3. Anomaly Detection:
When the minority class is rare (e.g., fraud detection), treat it as an anomaly detection problem instead of a standard classification problem.

4. Threshold Tuning:
Instead of using the default 0.5 probability threshold, adjust the decision threshold to better balance the precision and recall for the minority class.
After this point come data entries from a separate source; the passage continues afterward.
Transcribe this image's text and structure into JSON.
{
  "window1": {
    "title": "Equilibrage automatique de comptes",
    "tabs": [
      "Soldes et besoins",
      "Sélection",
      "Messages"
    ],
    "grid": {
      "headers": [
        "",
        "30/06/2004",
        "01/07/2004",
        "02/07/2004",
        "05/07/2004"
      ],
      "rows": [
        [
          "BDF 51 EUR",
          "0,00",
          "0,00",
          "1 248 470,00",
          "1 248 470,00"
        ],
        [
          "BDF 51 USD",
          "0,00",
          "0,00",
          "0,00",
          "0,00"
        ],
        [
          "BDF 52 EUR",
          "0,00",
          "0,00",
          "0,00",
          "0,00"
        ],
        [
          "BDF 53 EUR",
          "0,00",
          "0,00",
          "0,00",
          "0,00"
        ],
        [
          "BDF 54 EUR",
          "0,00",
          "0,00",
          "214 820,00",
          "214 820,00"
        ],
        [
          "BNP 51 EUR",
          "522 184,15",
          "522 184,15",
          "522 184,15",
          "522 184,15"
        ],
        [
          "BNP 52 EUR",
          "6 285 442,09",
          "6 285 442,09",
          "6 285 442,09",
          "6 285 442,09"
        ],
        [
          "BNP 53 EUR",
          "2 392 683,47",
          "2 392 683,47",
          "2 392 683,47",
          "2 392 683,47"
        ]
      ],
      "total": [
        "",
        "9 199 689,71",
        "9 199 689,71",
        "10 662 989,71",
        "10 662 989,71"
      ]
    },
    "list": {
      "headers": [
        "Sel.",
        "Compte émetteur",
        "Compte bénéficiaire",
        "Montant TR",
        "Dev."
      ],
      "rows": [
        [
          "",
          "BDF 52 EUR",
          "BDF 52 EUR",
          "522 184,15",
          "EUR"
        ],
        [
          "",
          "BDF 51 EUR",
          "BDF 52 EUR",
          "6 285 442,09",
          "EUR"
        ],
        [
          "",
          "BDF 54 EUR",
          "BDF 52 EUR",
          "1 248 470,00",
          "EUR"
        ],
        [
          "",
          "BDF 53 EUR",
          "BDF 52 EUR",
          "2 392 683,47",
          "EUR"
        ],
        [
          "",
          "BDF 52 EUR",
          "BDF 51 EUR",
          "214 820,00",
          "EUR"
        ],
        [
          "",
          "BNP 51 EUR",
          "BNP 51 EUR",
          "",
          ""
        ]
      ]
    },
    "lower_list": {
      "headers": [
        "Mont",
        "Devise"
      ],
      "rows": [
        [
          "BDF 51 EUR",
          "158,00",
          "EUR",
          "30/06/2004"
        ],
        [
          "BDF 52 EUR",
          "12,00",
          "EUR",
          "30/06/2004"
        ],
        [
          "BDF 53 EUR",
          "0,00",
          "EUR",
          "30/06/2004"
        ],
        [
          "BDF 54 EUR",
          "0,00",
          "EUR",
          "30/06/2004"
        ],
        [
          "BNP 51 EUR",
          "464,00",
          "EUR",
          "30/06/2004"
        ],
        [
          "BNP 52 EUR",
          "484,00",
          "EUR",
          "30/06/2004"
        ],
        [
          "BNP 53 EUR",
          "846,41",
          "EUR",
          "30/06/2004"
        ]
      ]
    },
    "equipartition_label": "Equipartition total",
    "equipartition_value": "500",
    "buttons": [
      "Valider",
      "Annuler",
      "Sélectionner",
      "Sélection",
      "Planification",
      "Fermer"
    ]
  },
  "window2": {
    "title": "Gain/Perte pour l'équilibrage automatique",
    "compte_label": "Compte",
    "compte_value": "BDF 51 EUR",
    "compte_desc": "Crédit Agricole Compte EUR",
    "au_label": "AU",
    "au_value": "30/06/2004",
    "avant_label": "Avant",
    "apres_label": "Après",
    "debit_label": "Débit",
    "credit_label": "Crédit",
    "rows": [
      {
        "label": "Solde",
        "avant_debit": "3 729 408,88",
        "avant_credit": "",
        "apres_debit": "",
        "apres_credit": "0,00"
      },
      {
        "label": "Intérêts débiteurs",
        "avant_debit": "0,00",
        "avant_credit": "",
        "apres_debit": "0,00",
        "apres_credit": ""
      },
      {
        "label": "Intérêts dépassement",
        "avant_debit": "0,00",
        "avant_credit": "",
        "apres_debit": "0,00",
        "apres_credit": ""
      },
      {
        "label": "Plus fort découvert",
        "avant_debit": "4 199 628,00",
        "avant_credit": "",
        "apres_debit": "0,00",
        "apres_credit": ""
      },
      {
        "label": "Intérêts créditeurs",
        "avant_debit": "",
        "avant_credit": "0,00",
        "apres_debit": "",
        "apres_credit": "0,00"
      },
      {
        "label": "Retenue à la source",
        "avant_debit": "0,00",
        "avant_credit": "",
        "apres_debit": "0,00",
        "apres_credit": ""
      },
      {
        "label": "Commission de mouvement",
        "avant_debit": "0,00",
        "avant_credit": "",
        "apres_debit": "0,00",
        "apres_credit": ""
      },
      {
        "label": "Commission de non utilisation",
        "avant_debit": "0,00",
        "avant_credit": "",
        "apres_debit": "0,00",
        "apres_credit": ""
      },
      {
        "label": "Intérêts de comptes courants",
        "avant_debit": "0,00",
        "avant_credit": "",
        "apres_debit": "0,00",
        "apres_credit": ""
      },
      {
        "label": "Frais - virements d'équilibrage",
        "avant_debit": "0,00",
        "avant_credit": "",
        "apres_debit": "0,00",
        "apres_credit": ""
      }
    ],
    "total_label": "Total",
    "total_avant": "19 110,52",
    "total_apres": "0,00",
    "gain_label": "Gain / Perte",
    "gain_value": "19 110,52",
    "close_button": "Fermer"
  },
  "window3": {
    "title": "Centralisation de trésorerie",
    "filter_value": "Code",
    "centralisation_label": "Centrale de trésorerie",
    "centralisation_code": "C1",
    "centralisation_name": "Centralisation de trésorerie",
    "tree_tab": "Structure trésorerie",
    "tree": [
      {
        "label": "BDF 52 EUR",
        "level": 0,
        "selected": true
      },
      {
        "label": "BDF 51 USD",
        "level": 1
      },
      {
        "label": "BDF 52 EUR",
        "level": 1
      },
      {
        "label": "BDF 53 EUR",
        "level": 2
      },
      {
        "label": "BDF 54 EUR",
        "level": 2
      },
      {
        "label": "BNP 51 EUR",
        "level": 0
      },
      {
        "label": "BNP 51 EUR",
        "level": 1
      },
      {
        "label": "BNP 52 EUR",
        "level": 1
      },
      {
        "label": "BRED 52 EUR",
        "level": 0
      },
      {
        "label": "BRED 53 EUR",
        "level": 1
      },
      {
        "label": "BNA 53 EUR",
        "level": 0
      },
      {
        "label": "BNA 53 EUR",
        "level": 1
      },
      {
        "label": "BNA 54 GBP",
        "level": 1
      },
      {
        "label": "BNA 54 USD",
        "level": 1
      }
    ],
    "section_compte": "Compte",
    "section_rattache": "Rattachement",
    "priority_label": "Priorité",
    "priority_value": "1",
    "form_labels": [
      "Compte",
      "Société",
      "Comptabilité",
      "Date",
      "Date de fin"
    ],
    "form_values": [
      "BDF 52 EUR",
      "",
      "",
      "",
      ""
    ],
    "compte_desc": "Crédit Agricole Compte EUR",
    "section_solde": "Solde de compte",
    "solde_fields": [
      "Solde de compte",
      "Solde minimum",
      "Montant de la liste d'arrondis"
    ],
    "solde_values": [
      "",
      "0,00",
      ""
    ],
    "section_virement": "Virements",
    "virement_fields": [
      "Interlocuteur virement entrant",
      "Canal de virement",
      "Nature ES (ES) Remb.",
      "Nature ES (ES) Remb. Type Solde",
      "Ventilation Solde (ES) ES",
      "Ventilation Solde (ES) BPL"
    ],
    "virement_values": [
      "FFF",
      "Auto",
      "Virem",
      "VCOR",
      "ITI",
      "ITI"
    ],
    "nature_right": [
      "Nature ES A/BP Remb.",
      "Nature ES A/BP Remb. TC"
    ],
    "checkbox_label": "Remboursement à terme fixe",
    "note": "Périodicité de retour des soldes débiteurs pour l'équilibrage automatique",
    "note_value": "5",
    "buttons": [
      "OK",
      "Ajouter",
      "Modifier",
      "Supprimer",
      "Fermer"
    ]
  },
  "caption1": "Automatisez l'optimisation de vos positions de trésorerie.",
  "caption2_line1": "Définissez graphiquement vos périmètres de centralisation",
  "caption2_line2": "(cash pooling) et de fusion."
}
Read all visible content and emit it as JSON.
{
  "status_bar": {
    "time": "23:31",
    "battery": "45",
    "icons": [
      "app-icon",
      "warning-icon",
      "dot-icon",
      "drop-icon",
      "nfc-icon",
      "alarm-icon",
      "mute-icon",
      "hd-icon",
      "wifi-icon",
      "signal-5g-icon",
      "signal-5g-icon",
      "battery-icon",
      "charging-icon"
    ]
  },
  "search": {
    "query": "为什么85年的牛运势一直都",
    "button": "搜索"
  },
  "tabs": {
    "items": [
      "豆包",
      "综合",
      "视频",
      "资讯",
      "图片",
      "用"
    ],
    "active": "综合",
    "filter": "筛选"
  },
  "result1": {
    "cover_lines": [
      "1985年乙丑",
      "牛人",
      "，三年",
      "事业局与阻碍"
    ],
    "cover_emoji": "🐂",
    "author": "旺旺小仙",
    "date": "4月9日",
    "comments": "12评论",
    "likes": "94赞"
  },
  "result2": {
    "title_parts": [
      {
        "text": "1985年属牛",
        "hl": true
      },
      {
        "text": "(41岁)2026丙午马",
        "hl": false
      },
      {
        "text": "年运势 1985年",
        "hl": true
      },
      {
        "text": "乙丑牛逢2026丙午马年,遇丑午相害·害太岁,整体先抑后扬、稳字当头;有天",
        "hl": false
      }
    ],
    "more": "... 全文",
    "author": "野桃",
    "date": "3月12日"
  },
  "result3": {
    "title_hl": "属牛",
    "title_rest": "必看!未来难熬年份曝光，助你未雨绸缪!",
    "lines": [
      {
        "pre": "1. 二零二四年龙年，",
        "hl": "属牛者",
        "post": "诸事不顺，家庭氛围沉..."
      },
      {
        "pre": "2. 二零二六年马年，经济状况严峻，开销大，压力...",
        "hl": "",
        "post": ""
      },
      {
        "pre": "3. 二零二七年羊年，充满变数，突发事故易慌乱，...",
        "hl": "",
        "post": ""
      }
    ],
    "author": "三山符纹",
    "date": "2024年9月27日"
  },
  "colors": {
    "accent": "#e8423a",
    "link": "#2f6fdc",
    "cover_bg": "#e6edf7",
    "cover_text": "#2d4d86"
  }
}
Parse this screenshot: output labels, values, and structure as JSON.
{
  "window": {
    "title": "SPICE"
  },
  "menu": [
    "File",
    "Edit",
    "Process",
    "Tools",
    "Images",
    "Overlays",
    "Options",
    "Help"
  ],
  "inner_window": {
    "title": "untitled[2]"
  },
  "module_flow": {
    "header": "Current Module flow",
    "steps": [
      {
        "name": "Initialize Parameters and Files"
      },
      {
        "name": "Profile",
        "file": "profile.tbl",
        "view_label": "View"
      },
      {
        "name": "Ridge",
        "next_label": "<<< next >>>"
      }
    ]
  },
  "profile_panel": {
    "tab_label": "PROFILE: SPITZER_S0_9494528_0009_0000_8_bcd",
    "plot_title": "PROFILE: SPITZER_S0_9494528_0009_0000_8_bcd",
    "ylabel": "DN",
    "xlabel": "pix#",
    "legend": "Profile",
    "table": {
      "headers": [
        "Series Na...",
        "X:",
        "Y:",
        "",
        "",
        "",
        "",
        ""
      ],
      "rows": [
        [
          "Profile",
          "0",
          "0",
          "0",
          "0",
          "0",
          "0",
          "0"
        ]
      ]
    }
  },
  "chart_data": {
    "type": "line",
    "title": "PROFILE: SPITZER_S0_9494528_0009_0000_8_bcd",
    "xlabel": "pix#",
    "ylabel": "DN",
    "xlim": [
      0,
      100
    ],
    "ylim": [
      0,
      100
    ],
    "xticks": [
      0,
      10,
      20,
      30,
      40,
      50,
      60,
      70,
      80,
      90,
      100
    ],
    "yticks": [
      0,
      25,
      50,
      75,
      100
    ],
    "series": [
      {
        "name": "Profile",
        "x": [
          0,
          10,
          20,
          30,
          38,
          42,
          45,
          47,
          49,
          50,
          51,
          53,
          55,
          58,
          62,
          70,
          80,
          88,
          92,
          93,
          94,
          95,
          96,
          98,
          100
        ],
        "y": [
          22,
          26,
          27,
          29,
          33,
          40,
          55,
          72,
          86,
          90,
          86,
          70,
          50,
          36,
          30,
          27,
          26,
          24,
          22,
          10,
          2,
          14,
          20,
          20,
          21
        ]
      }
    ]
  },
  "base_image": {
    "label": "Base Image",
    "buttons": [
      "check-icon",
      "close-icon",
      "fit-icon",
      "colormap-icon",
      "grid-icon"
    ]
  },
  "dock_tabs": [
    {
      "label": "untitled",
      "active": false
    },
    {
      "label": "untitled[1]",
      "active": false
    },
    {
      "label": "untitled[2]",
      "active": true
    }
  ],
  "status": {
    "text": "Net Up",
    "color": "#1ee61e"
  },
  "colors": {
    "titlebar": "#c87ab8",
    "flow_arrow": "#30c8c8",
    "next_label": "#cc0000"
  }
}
5. Use Evaluation Metrics for Imbalanced Data:
Focus on metrics like Precision, Recall, F1-score, and AUC-ROC instead of accuracy, which can be misleading for imbalanced datasets.

How These Strategies Help:
They ensure that the model pays appropriate attention to the minority class, improving its ability to correctly classify minority class instances without being overwhelmed by the majority class, thus improving overall performance and fairness in predictions.

## Question 7

1. Multicollinearity:
    - Problem: Correlated independent variables cause unstable coefficients.
    - Solution: Use VIF to remove correlated features, apply L2 regularization, or use PCA.

2. Overfitting:
    - Problem: The model fits noise in the data.
    - Solution: Use regularization, apply feature selection, and validate with cross-validation.

3. Imbalanced Data:
    - Problem: The model may favor the majority class.
    - Solution: Use oversampling/undersampling, apply class weights, and focus on precision, recall, or AUC-ROC.

4. Non-linearity:
    - Problem: Logistic regression assumes linear relationships.
    - Solution: Add polynomial features, interaction terms, or consider non-linear models.

5. Outliers:
    - Problem: Outliers can skew predictions.
    - Solution: Remove outliers or apply robust scaling techniques.

6. Convergence Issues:
    - Problem: The algorithm fails to converge.
    - Solution: Scale features, reduce feature count, or use regularization.